If there is anything that I have learned from the last few months, is that life will throw millions of curve balls at you and you can either make every attempt to try and catch them all or get pelted like a bad comedy act.
I have always been told and have at times taken a good look in the mirror and repeated “damn girl you are strong”, but some things that happen in your life will really hit you in ways that can make drastic changes to the way you think and feel about yourself and what you’re even doing with your life.
I was always confident that I had a strong hold on my future, and after losing my Grandfather who was very dear to me and my family at the end of 2017 I was uberly optimistic about 2018 commencing. I did all the work, I was positive and what I had planned for the year was to be nothing shy of greatness. 30 days into the first month I was struck with another bout of devastation when my 4-year relationship came to an abrupt and shocking end leaving me stunned, confused and pessimistic about all the things I had put in place to happen for me.
I felt as if the reality that had been created for me was a terrible joke all at my expense. These 2 life-changing events left me in a dark place that I had always heard of but was sure that someone of my demeanor was unable to reach. I mean I could achieve anything I wanted, I truly exuded the definition of hard work so how could my whole world be falling down right in front of my eyes. If you are an avid follower of my blog I rarely admire my physical appearance but it is something that I live with and overall I am happy with myself.

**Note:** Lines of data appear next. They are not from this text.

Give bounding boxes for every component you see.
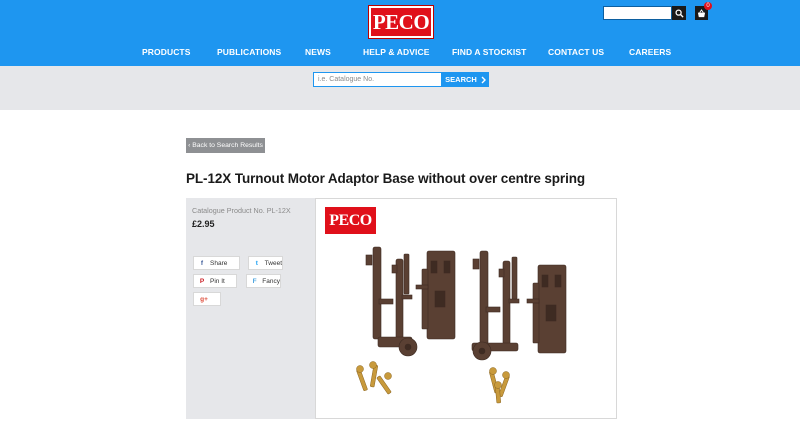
share-pinterest-button[interactable]: P Pin It <box>193 274 237 288</box>
share-fancy-label: Fancy <box>262 277 280 285</box>
catalogue-search-button[interactable]: SEARCH <box>442 72 489 87</box>
catalogue-search-input[interactable]: i.e. Catalogue No. <box>313 72 442 87</box>
share-facebook-button[interactable]: f Share <box>193 256 240 270</box>
catalogue-number: Catalogue Product No. PL-12X <box>192 206 291 215</box>
share-facebook-label: Share <box>210 259 228 267</box>
share-fancy-button[interactable]: F Fancy <box>246 274 281 288</box>
peco-logo[interactable]: PECO <box>368 5 434 39</box>
nav-find-a-stockist[interactable]: FIND A STOCKIST <box>452 47 526 57</box>
brass-screws <box>356 361 510 404</box>
basket-count-badge: 0 <box>704 2 712 10</box>
basket-icon <box>697 8 706 17</box>
nav-publications[interactable]: PUBLICATIONS <box>217 47 281 57</box>
nav-contact-us[interactable]: CONTACT US <box>548 47 604 57</box>
header-search-input[interactable] <box>603 6 672 20</box>
share-google-plus-button[interactable]: g+ <box>193 292 221 306</box>
catalogue-search-label: SEARCH <box>445 75 477 84</box>
share-twitter-label: Tweet <box>264 259 282 267</box>
nav-careers[interactable]: CAREERS <box>629 47 671 57</box>
google-plus-icon: g+ <box>200 295 208 303</box>
product-title: PL-12X Turnout Motor Adaptor Base withou… <box>186 171 586 186</box>
main-nav: PRODUCTS PUBLICATIONS NEWS HELP & ADVICE… <box>0 47 800 59</box>
product-info-panel <box>186 198 315 419</box>
twitter-icon: t <box>255 259 258 267</box>
search-icon <box>674 8 684 18</box>
back-to-results-button[interactable]: ‹ Back to Search Results <box>186 138 265 153</box>
share-twitter-button[interactable]: t Tweet <box>248 256 283 270</box>
fancy-icon: F <box>252 277 257 285</box>
adaptor-base-parts <box>365 246 567 361</box>
header-search-button[interactable] <box>672 6 686 20</box>
product-photo <box>356 246 567 404</box>
product-price: £2.95 <box>192 219 215 229</box>
nav-news[interactable]: NEWS <box>305 47 331 57</box>
pinterest-icon: P <box>199 277 205 285</box>
nav-products[interactable]: PRODUCTS <box>142 47 191 57</box>
facebook-icon: f <box>200 259 204 267</box>
nav-help-advice[interactable]: HELP & ADVICE <box>363 47 429 57</box>
logo-text: PECO <box>372 9 430 34</box>
share-pinterest-label: Pin It <box>210 277 225 285</box>
chevron-right-icon <box>481 76 486 83</box>
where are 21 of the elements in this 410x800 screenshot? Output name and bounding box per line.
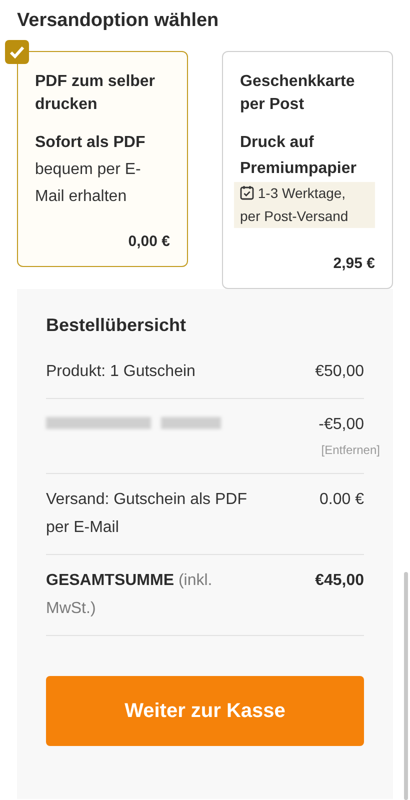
option-subtitle: Druck auf Premiumpapier — [240, 133, 358, 179]
option-title: PDF zum selber drucken — [35, 72, 156, 115]
summary-title: Bestellübersicht — [46, 315, 188, 336]
option-title: Geschenkkarte per Post — [240, 72, 356, 115]
scrollbar[interactable] — [404, 572, 408, 800]
delivery-note: 1-3 Werktage, per Post-Versand — [234, 182, 375, 228]
option-card[interactable]: Geschenkkarte per Post Druck auf Premiumpapier 1-3 Werktage, per Post-Versand 2,95 € — [222, 51, 393, 289]
line-item-amount: -€5,00 — [318, 415, 364, 435]
line-item-label: Produkt: 1 Gutschein — [46, 362, 196, 382]
line-item-amount: 0.00 € — [320, 490, 364, 510]
option-description: bequem per E-Mail erhalten — [35, 160, 142, 207]
total-label: GESAMTSUMME (inkl. MwSt.) — [46, 571, 214, 619]
option-card[interactable]: PDF zum selber drucken Sofort als PDF bequem per E-Mail erhalten 0,00 € — [17, 51, 188, 267]
option-subtitle: Sofort als PDF — [35, 133, 146, 153]
calendar-icon — [240, 185, 254, 200]
total-amount: €45,00 — [315, 571, 364, 591]
option-price: 2,95 € — [332, 254, 375, 272]
section-heading: Versandoption wählen — [16, 9, 220, 33]
line-item-amount: €50,00 — [315, 362, 364, 382]
option-price: 0,00 € — [127, 232, 170, 250]
line-item-label: Versand: Gutschein als PDF per E-Mail — [46, 490, 248, 538]
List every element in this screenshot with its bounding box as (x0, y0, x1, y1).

But after everything that had happened, I struggled to look at myself in the mirror often internally thinking horrible thoughts about the person I had painstakingly taken 28 years to love. I would get dressed up to the nines for an event and still pull myself to pieces. I hated myself, I felt so low that I stopped taking my friends calls because explaining all of the negative events that had happened felt like reliving it all over again and plus how does one feel their best when discussing their failures.
Whilst sitting in my cave at home in deep hiding I began to think about all the things that my elders had taught me, my mum always gave me the notion that if I work hard I will be able to reap all the benefits later on in life. No shade momma, I love ya but that was the biggest misconception of all time. We do not control this life, we own it but we have no clue on what adventures it will take us on.
Someone once told me that when people make plans God laughs, and remembering this quote is what pulled me out of my bubble of despair because we cannot see where we are going so how can we expect for our future to be executed exactly the way we dream it. Now, young budding representatives of the future do not look at this and think that I am telling you to throw all your vision boards and goals in the trash and dance like the wind. But do better than I did and accept that although we may have control over our destiny we do not have authority over what route it takes us on to get there. That course can be smooth sailing like a beautiful cruise to the Caribbean or it can be rough and choppy like a Robinson Crusoe inspired trek, but that journey is a vital part of your story.
Through all this pain and angst, I am now letting my toughest experiences be my best lessons and take my finger off the control freak button. Go with the flow a lil and not let anything knock me off my hustle, what doesn’t kill me can only make me stronger.
So do not get all stuck up in planning your whole lives to a tee, life is full of exciting twists and turns and when we focus on being control freaks we fail to see the lessons that our plunders and faux pas are created to teach us.
Remember, falling on your face is not the issue. it is how long it takes you to get back up.